И однако ж настал некий день. День, когда власти сочли, что полезность свою еврейский врач несколько пережил и настала его еврейская очередь воссоединиться с его еврейской семьей в их еврейском аду. Может быть, и отец приложил к таковому решению руку. Временами я со страхом задаю себе вопрос об этом. Однако послал ли его на смерть мой отец или кто-то другой, Абель Цуккерман закончил жизнь именно так. То был день, когда штурмбаннфюрер Бауэр получил возможность привести в исполнение свой план спасения жены и сына. День, когда он пришел домой и сказал мне, что я должен быть сильным и заботиться о матери, как хороший солдат. День, когда он, опустившись на колени, вытатуировал на моем плече лагерный номер – лучший паспорт, какой мог иметь ребенок в близившиеся времена. День, когда я стал Лео Цуккерманом. День, в который моя мать, больше уже не Марта Бауэр, а Ханна Цуккерман, покинула вместе со мной Аушвиц и направилась на запад. Подальше от русских, которых она боялась пуще всего на свете. Нам следовало постараться попасть в руки американцев или англичан. Папа пообещал матери, что когда-нибудь, когда это уже не будет опасным, он присоединится к нам. Так или иначе, но он нас отыщет, и мы опять заживем одной семьей. На самом же деле, мама была уверена в этом, отец знал, что больше нас не увидит.

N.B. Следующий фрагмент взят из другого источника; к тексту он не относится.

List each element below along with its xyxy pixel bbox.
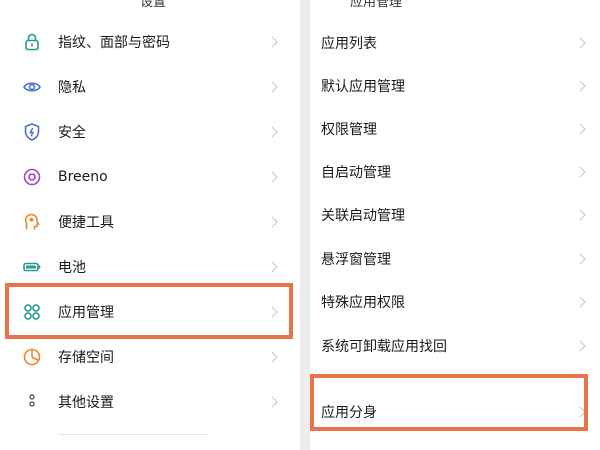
more-icon: [29, 394, 35, 407]
lock-icon: [25, 33, 39, 51]
chevron-right-icon: [574, 123, 586, 135]
eye-icon: [23, 82, 41, 92]
settings-item-label: 便捷工具: [58, 215, 114, 231]
menu-item-label: 权限管理: [321, 122, 377, 138]
chevron-right-icon: [266, 306, 278, 318]
app-management-panel: 应用管理 应用列表 默认应用管理 权限管理 自启动管理 关联启动管理 悬浮窗管理…: [310, 0, 600, 450]
menu-item-label: 悬浮窗管理: [321, 252, 391, 268]
settings-item-other-settings[interactable]: 其他设置: [0, 382, 300, 422]
settings-item-label: 应用管理: [58, 305, 114, 321]
menu-item-label: 默认应用管理: [321, 79, 405, 95]
settings-panel: 设置 指纹、面部与密码 隐私 安全 Breeno 便捷工具 电池 应用管理 存储…: [0, 0, 300, 450]
app-management-item-permissions[interactable]: 权限管理: [310, 109, 600, 149]
settings-item-app-management[interactable]: 应用管理: [0, 292, 300, 332]
chevron-right-icon: [266, 351, 278, 363]
storage-icon: [23, 348, 41, 366]
app-management-item-default-apps[interactable]: 默认应用管理: [310, 66, 600, 106]
app-management-item-app-clone[interactable]: 应用分身: [310, 392, 600, 432]
settings-item-battery[interactable]: 电池: [0, 247, 300, 287]
battery-icon: [23, 262, 41, 272]
settings-item-storage[interactable]: 存储空间: [0, 337, 300, 377]
settings-item-label: 指纹、面部与密码: [58, 35, 170, 51]
settings-item-label: 安全: [58, 125, 86, 141]
chevron-right-icon: [574, 340, 586, 352]
menu-item-label: 应用列表: [321, 36, 377, 52]
chevron-right-icon: [574, 37, 586, 49]
settings-item-label: 存储空间: [58, 350, 114, 366]
panel-title-fragment: 设置: [140, 0, 167, 10]
app-management-item-floating-window[interactable]: 悬浮窗管理: [310, 239, 600, 279]
app-management-item-auto-start[interactable]: 自启动管理: [310, 152, 600, 192]
shield-icon: [24, 123, 40, 141]
menu-item-label: 系统可卸载应用找回: [321, 339, 447, 355]
panel-title-fragment: 应用管理: [350, 0, 403, 10]
app-management-item-associated-start[interactable]: 关联启动管理: [310, 195, 600, 235]
settings-item-convenient-tools[interactable]: 便捷工具: [0, 202, 300, 242]
chevron-right-icon: [574, 406, 586, 418]
settings-item-label: Breeno: [58, 169, 108, 185]
breeno-icon: [23, 168, 41, 186]
chevron-right-icon: [266, 81, 278, 93]
apps-icon: [24, 304, 40, 320]
settings-item-security[interactable]: 安全: [0, 112, 300, 152]
chevron-right-icon: [266, 261, 278, 273]
menu-item-label: 自启动管理: [321, 165, 391, 181]
menu-item-label: 关联启动管理: [321, 208, 405, 224]
settings-item-label: 电池: [58, 260, 86, 276]
menu-item-label: 特殊应用权限: [321, 295, 405, 311]
settings-item-label: 其他设置: [58, 395, 114, 411]
menu-item-label: 应用分身: [321, 405, 377, 421]
chevron-right-icon: [266, 36, 278, 48]
chevron-right-icon: [574, 296, 586, 308]
chevron-right-icon: [266, 126, 278, 138]
settings-item-fingerprint-face-password[interactable]: 指纹、面部与密码: [0, 22, 300, 62]
divider: [58, 434, 208, 435]
settings-item-privacy[interactable]: 隐私: [0, 67, 300, 107]
settings-item-breeno[interactable]: Breeno: [0, 157, 300, 197]
chevron-right-icon: [266, 396, 278, 408]
chevron-right-icon: [266, 171, 278, 183]
settings-item-label: 隐私: [58, 80, 86, 96]
chevron-right-icon: [574, 209, 586, 221]
chevron-right-icon: [266, 216, 278, 228]
chevron-right-icon: [574, 80, 586, 92]
chevron-right-icon: [574, 166, 586, 178]
app-management-item-special-permissions[interactable]: 特殊应用权限: [310, 282, 600, 322]
tools-icon: [24, 213, 40, 230]
app-management-item-app-list[interactable]: 应用列表: [310, 23, 600, 63]
app-management-item-restore-system-apps[interactable]: 系统可卸载应用找回: [310, 326, 600, 366]
chevron-right-icon: [574, 253, 586, 265]
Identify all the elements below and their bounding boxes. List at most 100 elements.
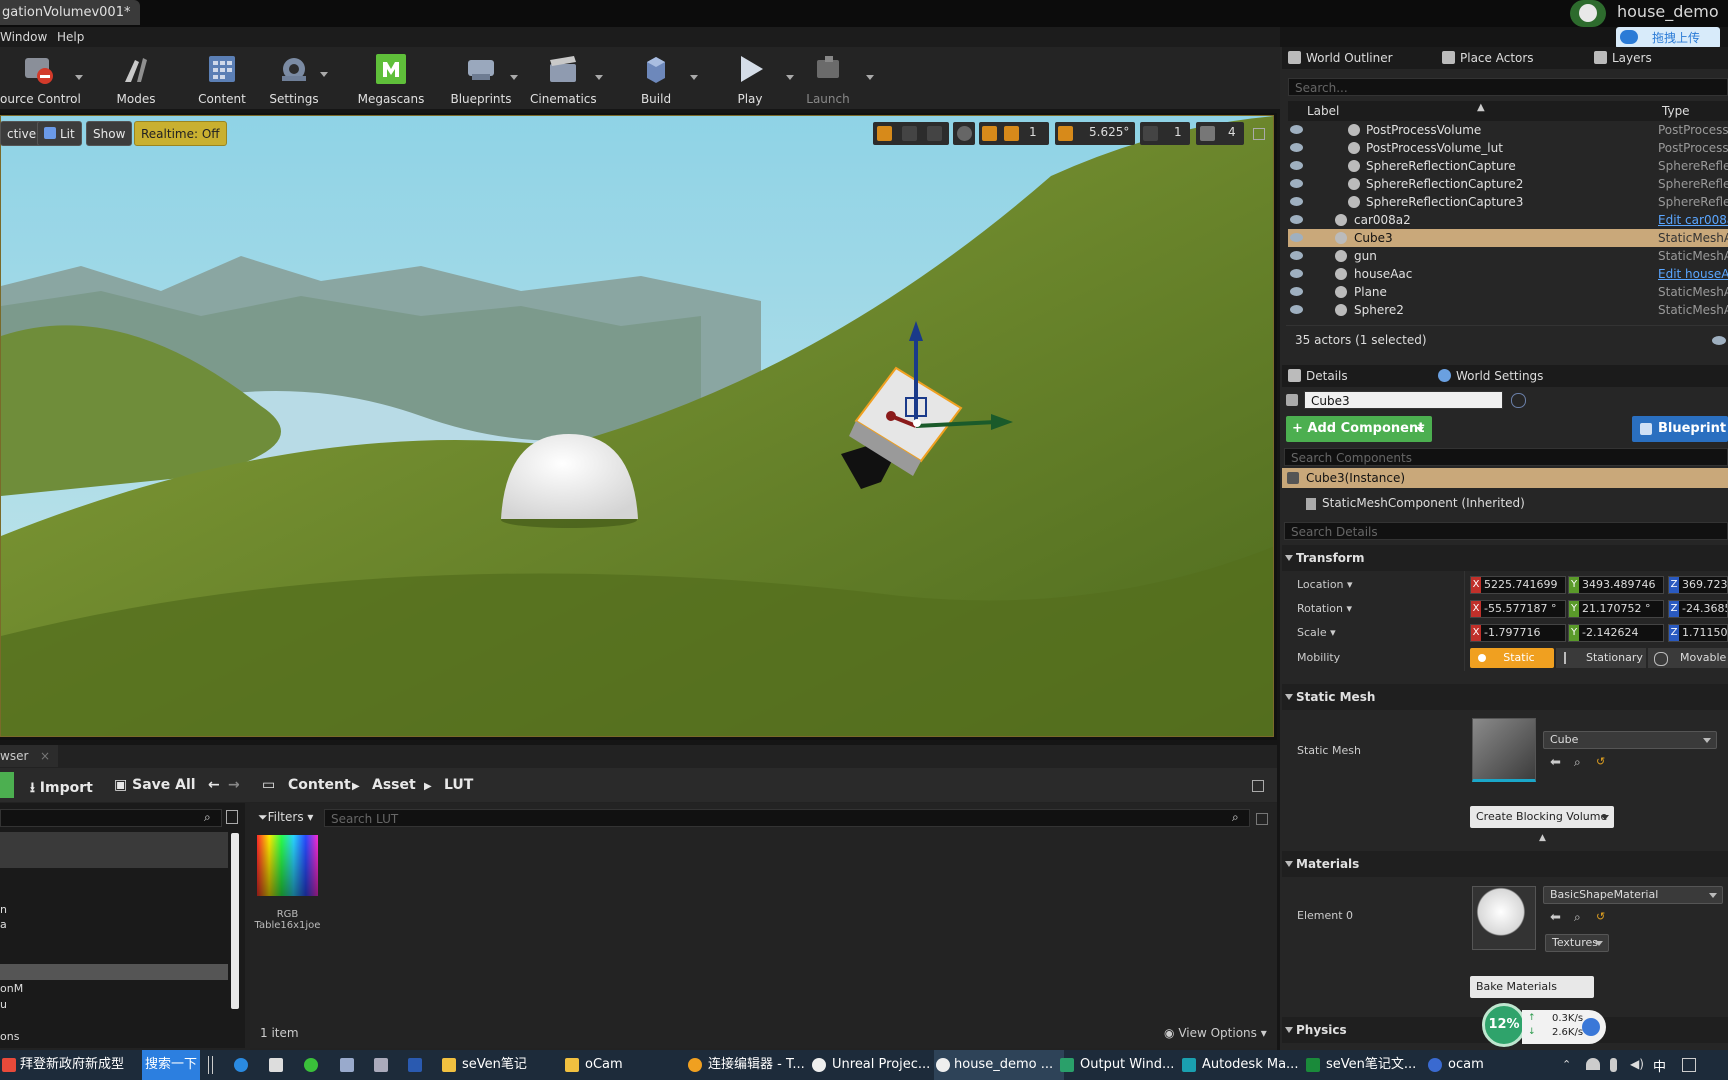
volume-icon[interactable]: ◀) [1630, 1057, 1644, 1071]
transform-tools[interactable] [873, 122, 949, 145]
grid-snap[interactable]: 1 [979, 122, 1049, 145]
visibility-eye-icon[interactable] [1290, 161, 1303, 170]
tab-world-outliner[interactable]: World Outliner [1282, 47, 1393, 69]
settings-button[interactable]: Settings [268, 50, 328, 108]
rotation-x-field[interactable]: X -55.577187 ° [1470, 600, 1566, 618]
rotation-label[interactable]: Rotation ▾ [1297, 602, 1352, 615]
tab-place-actors[interactable]: Place Actors [1436, 47, 1534, 69]
rotation-z-field[interactable]: Z -24.3685 [1668, 600, 1728, 618]
taskbar-autodesk-maya[interactable]: Autodesk Ma... [1182, 1050, 1298, 1080]
scene-render[interactable] [1, 116, 1274, 737]
scale-icon[interactable] [927, 126, 942, 141]
rotate-icon[interactable] [902, 126, 917, 141]
outliner-row[interactable]: houseAac Edit houseA [1288, 265, 1728, 283]
asset-search-icon[interactable]: ⌕ [1232, 810, 1239, 825]
level-viewport[interactable] [0, 115, 1274, 737]
column-label[interactable]: Label [1307, 104, 1339, 118]
location-y-field[interactable]: Y 3493.489746 [1568, 576, 1664, 594]
visibility-eye-icon[interactable] [1290, 215, 1303, 224]
realtime-button[interactable]: Realtime: Off [134, 121, 227, 146]
build-dropdown-icon[interactable] [690, 75, 698, 80]
folder-item[interactable]: u [0, 998, 7, 1011]
tray-expand-icon[interactable]: ⌃ [1562, 1058, 1571, 1071]
folder-row-selected[interactable] [0, 832, 228, 868]
section-transform[interactable]: Transform [1282, 545, 1728, 571]
visibility-eye-icon[interactable] [1290, 125, 1303, 134]
modes-button[interactable]: Modes [106, 50, 166, 108]
taskbar-search-button[interactable]: 搜索一下 [142, 1050, 200, 1080]
filters-button[interactable]: ⏷Filters ▾ [258, 810, 313, 825]
outliner-row[interactable]: SphereReflectionCapture2 SphereReflec [1288, 175, 1728, 193]
folder-item[interactable]: a [0, 918, 7, 931]
save-all-button[interactable]: ▣ Save All [114, 777, 196, 793]
visibility-eye-icon[interactable] [1290, 233, 1303, 242]
launch-button[interactable]: Launch [804, 50, 852, 108]
notes-icon[interactable] [340, 1058, 354, 1072]
cinematics-button[interactable]: Cinematics [530, 50, 597, 108]
reset-default-icon[interactable]: ↺ [1596, 755, 1605, 768]
edit-blueprint-link[interactable]: Edit houseA [1658, 265, 1728, 283]
upload-button[interactable]: 拖拽上传 [1616, 27, 1720, 49]
history-forward-icon[interactable]: → [228, 777, 240, 793]
material-reset-icon[interactable]: ↺ [1596, 910, 1605, 923]
material-use-selected-icon[interactable]: ⬅ [1550, 910, 1561, 925]
outliner-row[interactable]: Plane StaticMeshA [1288, 283, 1728, 301]
launch-dropdown-icon[interactable] [866, 75, 874, 80]
taskbar-output-window[interactable]: Output Wind... [1060, 1050, 1174, 1080]
use-selected-arrow-icon[interactable]: ⬅ [1550, 755, 1561, 770]
mobility-movable-button[interactable]: Movable [1648, 648, 1728, 668]
location-z-field[interactable]: Z 369.723 [1668, 576, 1728, 594]
save-search-icon[interactable] [1256, 813, 1268, 825]
world-local-toggle[interactable] [953, 122, 975, 145]
visibility-eye-icon[interactable] [1290, 143, 1303, 152]
visibility-eye-icon[interactable] [1290, 197, 1303, 206]
component-instance-row[interactable]: Cube3(Instance) [1282, 468, 1728, 488]
menu-help[interactable]: Help [57, 30, 84, 44]
close-tab-icon[interactable]: × [40, 745, 50, 767]
section-static-mesh[interactable]: Static Mesh [1282, 684, 1728, 710]
location-x-field[interactable]: X 5225.741699 [1470, 576, 1566, 594]
grid-snap-icon[interactable] [1004, 126, 1019, 141]
scale-snap[interactable]: 1 [1140, 122, 1190, 145]
play-dropdown-icon[interactable] [786, 75, 794, 80]
ime-keyboard-icon[interactable] [1682, 1058, 1696, 1072]
breadcrumb-lut[interactable]: LUT [444, 777, 473, 793]
visibility-eye-icon[interactable] [1290, 269, 1303, 278]
level-tab[interactable]: gationVolumev001* [0, 0, 140, 25]
taskbar-seven-notes-doc[interactable]: seVen笔记文... [1306, 1050, 1416, 1080]
create-blocking-volume-button[interactable]: Create Blocking Volume [1470, 806, 1614, 828]
store-icon[interactable] [269, 1058, 283, 1072]
taskbar-unreal-project[interactable]: Unreal Projec... [812, 1050, 930, 1080]
folder-item[interactable]: ons [0, 1030, 19, 1043]
static-mesh-component-row[interactable]: StaticMeshComponent (Inherited) [1306, 496, 1525, 510]
mobility-static-button[interactable]: Static [1470, 648, 1554, 668]
history-back-icon[interactable]: ← [208, 777, 220, 793]
add-new-button[interactable] [0, 772, 14, 798]
lock-selection-icon[interactable] [1511, 393, 1526, 408]
breadcrumb-asset[interactable]: Asset [372, 777, 416, 793]
search-components-input[interactable]: Search Components [1284, 448, 1728, 466]
lit-button[interactable]: Lit [37, 121, 82, 146]
tab-world-settings[interactable]: World Settings [1432, 365, 1543, 387]
taskbar-house-demo[interactable]: house_demo ... [934, 1050, 1064, 1080]
blueprints-button[interactable]: Blueprints [448, 50, 514, 108]
visibility-eye-icon[interactable] [1290, 287, 1303, 296]
surface-snap-icon[interactable] [982, 126, 997, 141]
blueprints-dropdown-icon[interactable] [510, 75, 518, 80]
source-control-button[interactable]: ource Control [0, 50, 81, 108]
outliner-row[interactable]: SphereReflectionCapture3 SphereReflec [1288, 193, 1728, 211]
collapse-advanced-icon[interactable]: ▲ [1539, 833, 1546, 843]
accelerate-icon[interactable] [1582, 1018, 1600, 1036]
build-button[interactable]: Build [636, 50, 676, 108]
mobility-stationary-button[interactable]: Stationary [1556, 648, 1646, 668]
outliner-row[interactable]: PostProcessVolume_lut PostProcess [1288, 139, 1728, 157]
ime-indicator[interactable]: 中 [1653, 1056, 1666, 1075]
search-details-input[interactable]: Search Details [1284, 522, 1728, 540]
edit-blueprint-link[interactable]: Edit car008a [1658, 211, 1728, 229]
outliner-row[interactable]: Sphere2 StaticMeshA [1288, 301, 1728, 319]
folder-item[interactable]: onM [0, 982, 23, 995]
material-picker[interactable]: BasicShapeMaterial [1543, 886, 1723, 904]
section-materials[interactable]: Materials [1282, 851, 1728, 877]
material-browse-icon[interactable]: ⌕ [1574, 910, 1581, 925]
folder-row-highlight[interactable] [0, 964, 228, 980]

Все это я выслушал, пока раввин и друзья мамы ждали за дверью. Она говорила, а во мне пробуждались воспоминания, манившие к себе, словно далекая музыка. Воспоминания о боли, причиненной татуировочной иглой. Воспоминания об ананасе. Воспоминания об отцовском мундире. А следом воспоминания о том, как мы проходили ночами милю за милей и как я плакал. Как мне не давали есть. О снова и снова повторяемых мамой словах: «Ты должен похудеть, Лео! Ты должен похудеть!» Об этом воспоминании я ей сказал, спросив, что оно, собственно, означает. «Бедный малыш, – ответила она. – У меня сердце разрывалось от того, что я морила тебя голодом, но как смогла бы я убедить чиновников, что мы – беженцы из концлагеря, если бы у нас был упитанный, сытый вид?»